Et on retrouve ici un chemin de croissance spirituelle bien marqué dans la tradition chrétienne : purgation des passions illumination du cœur union de l’âme à Dieu… Le changement en amertume des consolations de la terre ouvre Thérèse plus décidément encore à la lumière de Dieu…

Et cette lumière va transfigurer son regard et dilater sa charité. C’est une illumination intérieure : « Par ta lumière nous voyons la lumière… », dit le psaume 35. Il s’agira d’être bien là, ici et maintenant, présents au monde et aux autres, mais dans une attitude qui nous rend disponibles pour découvrir comme en transparence, la présence du monde à venir et Dieu lui-même qui vient jusqu’à nous.

C’est ainsi que l’on peut comprendre le n°223 de l’encyclique du Pape François : « La sobriété, qui est vécue avec liberté et de manière consciente, est libératrice. Ce n’est pas moins de vie, ce n’est pas une basse intensité de vie mais tout le contraire ; car, en réalité ceux qui jouissent plus et vivent mieux chaque moment, sont ceux qui cessent de picorer ici et là en cherchant toujours ce qu’ils n’ont pas, et qui font l’expérience de ce qu’est valoriser chaque personne et chaque chose, en apprenant à entrer en contact et en sachant jouir des choses les plus simples.

Ils ont ainsi moins de besoins insatisfaits, et sont moins fatigués et moins tourmentés. On peut vivre intensément avec peu, surtout quand on est capable d’apprécier d’autres plaisirs et qu’on trouve satisfaction dans les rencontres fraternelles, dans le service, dans le déploiement de ses charismes, dans la musique et l’art, dans le contact avec la nature, dans la prière.

 Le bonheur requiert de savoir limiter certains besoins qui nous abrutissent, en nous rendant ainsi disponibles aux multiples possibilités qu’offre la vie. » 

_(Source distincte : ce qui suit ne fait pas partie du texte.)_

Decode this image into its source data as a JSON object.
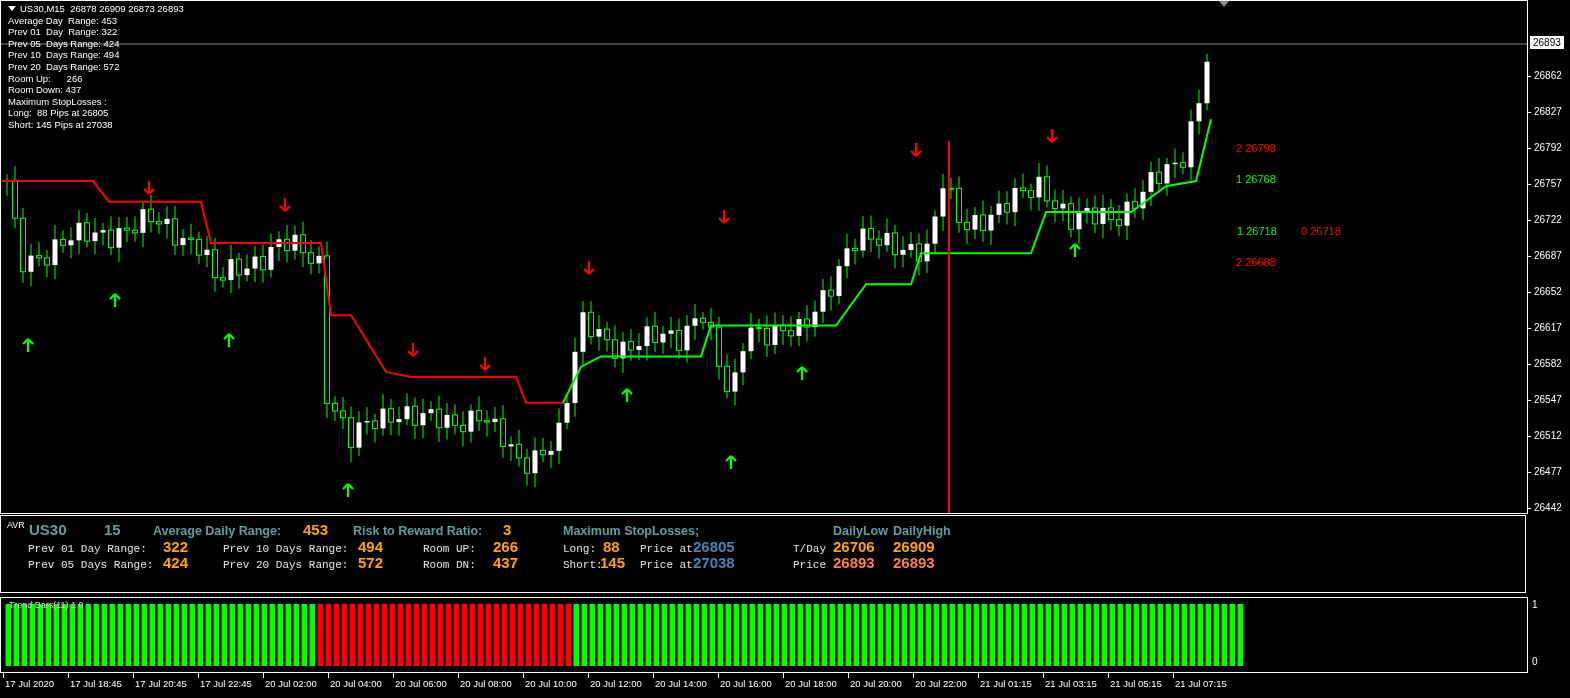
{
  "chart_header": {
    "title": "US30,M15  26878 26909 26873 26893"
  },
  "info_lines": [
    "Average Day  Range: 453",
    "Prev 01  Day  Range: 322",
    "Prev 05  Days Range: 424",
    "Prev 10  Days Range: 494",
    "Prev 20  Days Range: 572",
    "Room Up:      266",
    "Room Down: 437",
    "Maximum StopLosses :",
    "Long:  88 Pips at 26805",
    "Short: 145 Pips at 27038"
  ],
  "price_axis": {
    "current_price": "26893",
    "labels": [
      "26862",
      "26827",
      "26792",
      "26757",
      "26722",
      "26687",
      "26652",
      "26617",
      "26582",
      "26547",
      "26512",
      "26477",
      "26442"
    ]
  },
  "level_labels": [
    {
      "text": "2 26798",
      "color": "#ff0000"
    },
    {
      "text": "1 26768",
      "color": "#00ff00"
    },
    {
      "text": "1 26718",
      "color": "#00ff00"
    },
    {
      "text": "0 26718",
      "color": "#ff0000"
    },
    {
      "text": "2 26688",
      "color": "#ff0000"
    }
  ],
  "avr_panel": {
    "header": [
      {
        "text": "AVR",
        "kind": "tag"
      },
      {
        "text": "US30",
        "kind": "title"
      },
      {
        "text": "15",
        "kind": "title"
      },
      {
        "text": "Average Daily Range:",
        "kind": "heading"
      },
      {
        "text": "453",
        "kind": "value"
      },
      {
        "text": "Risk to Reward Ratio:",
        "kind": "heading"
      },
      {
        "text": "3",
        "kind": "value"
      },
      {
        "text": "Maximum StopLosses;",
        "kind": "heading"
      },
      {
        "text": "DailyLow",
        "kind": "heading"
      },
      {
        "text": "DailyHigh",
        "kind": "heading"
      }
    ],
    "lines": [
      [
        {
          "text": "Prev 01 Day Range:",
          "kind": "label"
        },
        {
          "text": "322",
          "kind": "value"
        },
        {
          "text": "Prev 10 Days Range:",
          "kind": "label"
        },
        {
          "text": "494",
          "kind": "value"
        },
        {
          "text": "Room UP:",
          "kind": "label"
        },
        {
          "text": "266",
          "kind": "value"
        },
        {
          "text": "Long:",
          "kind": "label"
        },
        {
          "text": "88",
          "kind": "value"
        },
        {
          "text": "Price at",
          "kind": "label"
        },
        {
          "text": "26805",
          "kind": "stop"
        },
        {
          "text": "T/Day",
          "kind": "label"
        },
        {
          "text": "26706",
          "kind": "value"
        },
        {
          "text": "26909",
          "kind": "value"
        }
      ],
      [
        {
          "text": "Prev 05 Days Range:",
          "kind": "label"
        },
        {
          "text": "424",
          "kind": "value"
        },
        {
          "text": "Prev 20 Days Range:",
          "kind": "label"
        },
        {
          "text": "572",
          "kind": "value"
        },
        {
          "text": "Room DN:",
          "kind": "label"
        },
        {
          "text": "437",
          "kind": "value"
        },
        {
          "text": "Short:",
          "kind": "label"
        },
        {
          "text": "145",
          "kind": "value"
        },
        {
          "text": "Price at",
          "kind": "label"
        },
        {
          "text": "27038",
          "kind": "stop"
        },
        {
          "text": "Price",
          "kind": "label"
        },
        {
          "text": "26893",
          "kind": "price"
        },
        {
          "text": "26893",
          "kind": "price"
        }
      ]
    ]
  },
  "trend_panel": {
    "title": "Trend Bars(11) 1 0",
    "scale_max": "1",
    "scale_min": "0"
  },
  "time_axis": {
    "labels": [
      "17 Jul 2020",
      "17 Jul 18:45",
      "17 Jul 20:45",
      "17 Jul 22:45",
      "20 Jul 02:00",
      "20 Jul 04:00",
      "20 Jul 06:00",
      "20 Jul 08:00",
      "20 Jul 10:00",
      "20 Jul 12:00",
      "20 Jul 14:00",
      "20 Jul 16:00",
      "20 Jul 18:00",
      "20 Jul 20:00",
      "20 Jul 22:00",
      "21 Jul 01:15",
      "21 Jul 03:15",
      "21 Jul 05:15",
      "21 Jul 07:15"
    ]
  }
}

Vous le savez, le Carême, chaque année, nous invite à entrer en résonance avec l’initiation vécue par les catéchumènes.

Pendant 40 jours, en raccourci, nous pouvons demander : la grâce de vivre quelque chose du détachement de nos passions… la grâce de vivre aussi quelque chose de l’illumination du cœur… Et puis, à la mesure où en vérité nous pouvons dire : « sans te voir nous t’aimons », nous pouvons demander la grâce de vivre quelque chose de l’union de l’âme et de la communion intimes avec Dieu.